If it picks 'to have'
the result could be sensibly inflected as 'had'
, 'have'
, 'having'
, 'will have'
, 'would have'
, etc. (but not 'has'
). (The resulting line would be something like 'The nymphs have'
and the sensibly-inflected result will provide better context for future results ...)
I'd like for 'depature'
to be a valid possibility in this case; while 'The nymphs departure'
doesn't make sense (it's not "nymphs'"
), 'The nymphs departed'
(or other verb conjugations) would.
Seemingly 'The nymphs quick'
wouldn't make sense, but something like 'The nymphs quickly [...]'
or 'The nymphs quicken'
could, so 'quick'
is also a possibility for sensible inflection.
Breaking down the tasks
- Tag part of speech, plurality, tense, etc. -- of original inputs. Taking note of this could help to select from the several possibilities (i.e. choosing between had/have/having could be more directed than random if a user had inputted
'having'
rather than some other tense). I've heard the Stanford POS tagger is good, which has an implementation in NLTK. I am not sure how to handle tense detection here. - Consider context in order to rule out grammatically peculiar possibilities. Consider the last couple words and their part-of-speech tags (and tense?), as well as sentence boundaries if any, and from that, drop things that wouldn't make sense. After
'The nymphs'
we don't want another article (or determiner, as far as I can tell), nor an adjective, but an adverb or verb could work. Comparison of the current stuff with sequences in tagged corpora (and/or Markov chains?) -- or consultation of grammar-checking functions -- could provide a solution for this. - Select a word from the remaining possibilities (those that could be inflected sensibly). This isn't something I need an answer for -- I've got my methods for this. Let's say it's randomly selected.

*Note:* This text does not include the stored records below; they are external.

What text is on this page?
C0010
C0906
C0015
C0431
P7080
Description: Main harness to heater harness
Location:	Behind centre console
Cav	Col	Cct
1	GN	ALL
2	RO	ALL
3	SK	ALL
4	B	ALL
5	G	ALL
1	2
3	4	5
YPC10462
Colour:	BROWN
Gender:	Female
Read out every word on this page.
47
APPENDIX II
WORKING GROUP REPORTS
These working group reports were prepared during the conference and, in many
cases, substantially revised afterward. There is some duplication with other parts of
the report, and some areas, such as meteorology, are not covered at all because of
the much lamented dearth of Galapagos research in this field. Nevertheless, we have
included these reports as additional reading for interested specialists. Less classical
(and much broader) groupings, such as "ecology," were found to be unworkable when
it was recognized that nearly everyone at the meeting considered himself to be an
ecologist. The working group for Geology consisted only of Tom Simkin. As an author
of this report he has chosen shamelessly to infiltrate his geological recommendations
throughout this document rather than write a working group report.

- Transform the selected word as needed. If the information from #1 can be folded in (for example, perhaps the "pluralize" flag was set to True), do so. If there are several possibilities (e.g. picked word is a verb, but a few tenses are possible) select, randomly. Regardless I'm going to need to morph the word before inserting it into the "poem".
I'm looking for advice on the soundness of this routine, as well as suggestions for steps to add. Ways to break down these steps further would also be helpful. Finally I'm looking for suggestions on what tool might best accomplish each task.
I've tried to be as concise as possible, while providing enough information. Please don't hesitate to ask me for clarification! I'll appreciate any information I get, and I'll accept the clearest / most illuminating answer :) Thanks!